Last updated: March 5, 2023
Place
Manzanar Auditorium
Historical/Interpretive Information/Exhibits
A Community Living Room
The Manzanar Auditorium is one of three original buildings remaining here from Manzanar War Relocation Center. You would have heard laughter, tears, music – the sounds of celebration and sadness that echoed through this building’s cavernous space. They linger in the stories of Manzanar, of those who worked and played here over many decades: incarcerated Japanese Americans, War Relocation Authority (WRA) staff, and Owens Valley residents.

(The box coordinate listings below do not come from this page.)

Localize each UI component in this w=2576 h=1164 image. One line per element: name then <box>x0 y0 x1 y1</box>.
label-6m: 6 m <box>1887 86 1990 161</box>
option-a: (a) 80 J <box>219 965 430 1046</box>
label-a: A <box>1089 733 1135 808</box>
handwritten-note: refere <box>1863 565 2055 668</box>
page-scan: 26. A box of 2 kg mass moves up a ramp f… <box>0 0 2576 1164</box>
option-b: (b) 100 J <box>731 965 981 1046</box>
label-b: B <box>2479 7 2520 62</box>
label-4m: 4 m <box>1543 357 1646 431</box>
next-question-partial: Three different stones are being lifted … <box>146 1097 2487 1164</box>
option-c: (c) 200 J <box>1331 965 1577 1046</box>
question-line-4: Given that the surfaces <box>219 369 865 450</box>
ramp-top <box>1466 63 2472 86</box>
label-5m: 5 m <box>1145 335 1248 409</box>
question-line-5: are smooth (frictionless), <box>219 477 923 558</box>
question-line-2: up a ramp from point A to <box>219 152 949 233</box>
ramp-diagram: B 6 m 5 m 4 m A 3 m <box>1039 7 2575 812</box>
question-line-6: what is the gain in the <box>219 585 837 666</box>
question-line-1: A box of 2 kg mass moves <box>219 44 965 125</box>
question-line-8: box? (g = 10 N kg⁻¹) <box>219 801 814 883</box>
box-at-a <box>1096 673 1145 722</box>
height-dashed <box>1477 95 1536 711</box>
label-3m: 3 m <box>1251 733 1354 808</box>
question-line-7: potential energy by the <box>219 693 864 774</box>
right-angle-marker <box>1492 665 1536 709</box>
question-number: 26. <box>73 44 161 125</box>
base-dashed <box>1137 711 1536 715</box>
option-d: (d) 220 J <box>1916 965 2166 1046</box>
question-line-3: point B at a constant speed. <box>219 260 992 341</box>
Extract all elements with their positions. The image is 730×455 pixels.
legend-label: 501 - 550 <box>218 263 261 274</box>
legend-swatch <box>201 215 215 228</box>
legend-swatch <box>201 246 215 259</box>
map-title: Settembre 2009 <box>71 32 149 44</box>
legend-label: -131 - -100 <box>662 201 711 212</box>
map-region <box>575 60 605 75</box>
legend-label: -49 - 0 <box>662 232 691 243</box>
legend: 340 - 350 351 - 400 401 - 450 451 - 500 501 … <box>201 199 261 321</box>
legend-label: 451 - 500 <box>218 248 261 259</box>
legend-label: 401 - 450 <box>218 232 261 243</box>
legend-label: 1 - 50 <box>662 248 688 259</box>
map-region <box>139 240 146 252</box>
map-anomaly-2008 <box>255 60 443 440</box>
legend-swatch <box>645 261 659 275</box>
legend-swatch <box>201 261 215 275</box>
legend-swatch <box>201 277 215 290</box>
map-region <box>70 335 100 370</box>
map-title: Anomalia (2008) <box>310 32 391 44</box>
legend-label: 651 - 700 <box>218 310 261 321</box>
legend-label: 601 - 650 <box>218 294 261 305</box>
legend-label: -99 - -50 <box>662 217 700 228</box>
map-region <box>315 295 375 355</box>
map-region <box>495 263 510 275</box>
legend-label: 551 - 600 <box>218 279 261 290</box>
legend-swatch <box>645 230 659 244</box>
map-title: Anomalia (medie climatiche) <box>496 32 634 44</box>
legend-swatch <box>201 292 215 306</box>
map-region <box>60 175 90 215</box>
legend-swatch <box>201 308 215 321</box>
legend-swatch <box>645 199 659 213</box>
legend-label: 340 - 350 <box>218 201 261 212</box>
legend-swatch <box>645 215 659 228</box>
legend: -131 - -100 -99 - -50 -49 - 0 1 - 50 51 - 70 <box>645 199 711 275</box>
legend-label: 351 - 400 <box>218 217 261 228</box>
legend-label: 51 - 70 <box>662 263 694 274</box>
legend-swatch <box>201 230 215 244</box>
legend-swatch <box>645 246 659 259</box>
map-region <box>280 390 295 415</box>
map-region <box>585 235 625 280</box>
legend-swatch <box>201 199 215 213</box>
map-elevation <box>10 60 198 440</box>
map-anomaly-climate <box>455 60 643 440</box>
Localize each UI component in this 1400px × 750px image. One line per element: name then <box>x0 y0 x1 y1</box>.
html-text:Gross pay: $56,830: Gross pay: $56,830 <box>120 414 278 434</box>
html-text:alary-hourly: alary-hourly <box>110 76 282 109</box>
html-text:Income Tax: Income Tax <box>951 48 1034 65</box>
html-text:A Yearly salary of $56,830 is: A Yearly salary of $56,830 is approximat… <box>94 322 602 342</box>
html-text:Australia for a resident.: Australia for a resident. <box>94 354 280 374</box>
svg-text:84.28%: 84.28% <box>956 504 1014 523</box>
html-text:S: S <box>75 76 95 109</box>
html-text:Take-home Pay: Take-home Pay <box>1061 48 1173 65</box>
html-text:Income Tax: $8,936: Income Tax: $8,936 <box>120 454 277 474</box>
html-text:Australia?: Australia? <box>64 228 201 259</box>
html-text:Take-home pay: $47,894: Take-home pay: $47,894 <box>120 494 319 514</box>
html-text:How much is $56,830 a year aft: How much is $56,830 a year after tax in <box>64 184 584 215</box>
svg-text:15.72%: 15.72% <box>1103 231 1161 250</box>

In just five months, incarcerated carpenters transformed standard government blueprints into a community auditorium for more than 5,000 people still confined here in June 1944.
With a stage, locker rooms, and projection booth, the 14,000 sq. ft. building changed the way Manazanar gathered. Concerts, lectures, Japanese American cultural activities, and physical education classes filled its calendar – and often its 1,280-seat capacity. Tickets for dances, talent shows, and movie nights were 5 cents for children, 25 cents for adults, and 50 cents for camp staff, and “everyone else.”
Standing Together
A somber Manzanar community, including Project Director Ralph Merritt, center, gathered at the west entrance after an April 29, 1945 memorial service for Pfc. Sadao Munemori and Sgt. Robert Nakasaki, American soldiers killed in Italy on April 5, 1945, while their families remained confined at Manzanar.
Built to Last
The auditorium faced an uncertain future as Mananar closed in November 1945. Inyo County purchased it in 1947, and the Independence Veterans of Foreign Wars hosted community social and sports events here until 1951. The south wing was moved to Lone Pine in 1954, and Inyo County converted the auditorium to a road equipment maintenance shop where many local residents worked over the next forty years.
A Place for Remembering
Time, weather, and alteration had taken their toll when the National Park Service purchased the building in 1996. Six years later, a $3.5 million rehabilitation process began. On April 24, 2004, more than 2,500 formerly incarcerated Japanese Americans, local residents, and others celebrated the building’s dedication as Manzanar’s Visitor Center and park headquarters.